Scottish Law Commission paper reviews prescription
Negative prescription establishes a time-limit within which a person who is aggrieved must raise his or her claim in court. If the time-limit is missed, the ability to pursue the claim is lost.
That may at first sight seem unfair, but it should not be, provided that the choice of time-limit strikes a fair balance between competing interests. In a discussion paper published today, the Scottish Law Commission, whose remit is to recommend ways of simplifying, updating and improving the law of Scotland, looks at aspects of the law of prescription.

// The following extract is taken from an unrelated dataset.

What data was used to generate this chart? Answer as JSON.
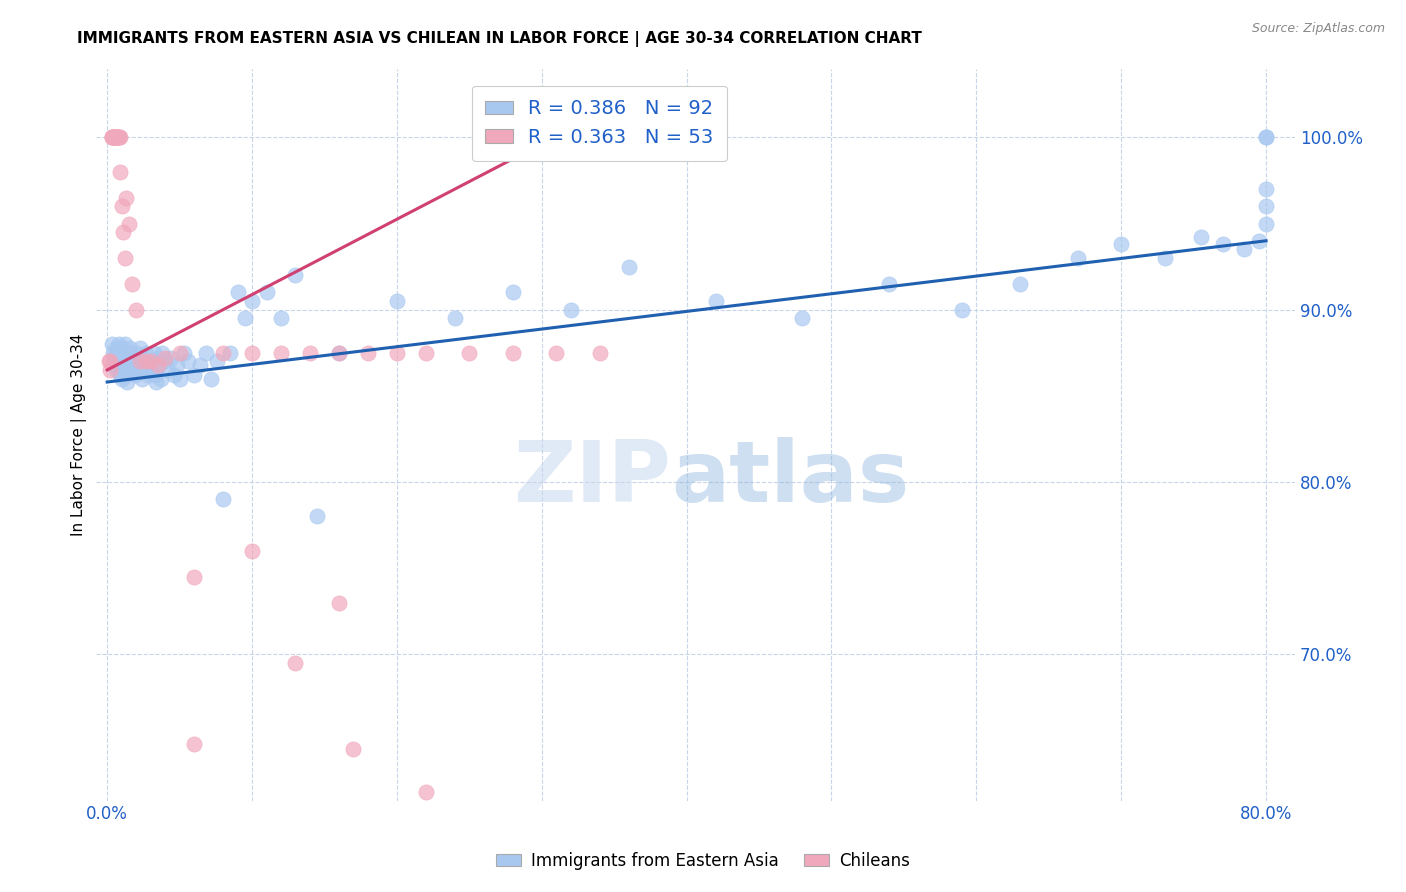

Following the decision of the Supreme Court in the case of David T Morrison & Co Ltd v ICL Plastics Ltd in 2014, the issue of prescription in relation to claims for latent damage has become topical.
The pursuers in that case were owners of a shop which was damaged by an explosion at the Stockline factory in Glasgow. The explosion was in May 2004. After a public inquiry into the blast which reported in July 2009, the shop owners raised an action in August 2009.
Had the time-limit been missed? The case went all the way to the Supreme Court which (by a majority of 3:2) changed the understanding of the relevant law by ruling that the party suffering the loss merely had to be aware of the occurrence of that loss for the clock to start ticking.
The shop owners’ right to claim damages had therefore been lost. The discussion paper examines the law relating to latent damage, asks whether the law as it is after Morrison is fair, and explores options for reform.
Other topics examined in the paper include the scope of the five-year prescription; the structure of the 20-year prescription; whether it should be possible to contract out from the statutory prescriptive periods; and the burden of proof. The consultation exercise runs until 23 May.
David Johnston QC, leading the project, said: “The law of prescription plays an important role in balancing the interests of the parties to a litigation. There is also a wider public interest in requiring litigation to be initiated promptly if it is to be initiated at all.
“The law has remained largely unchanged for 40 years. As part of our current programme of law reform we were encouraged to review the main areas in which change might be considered. This paper is the result.”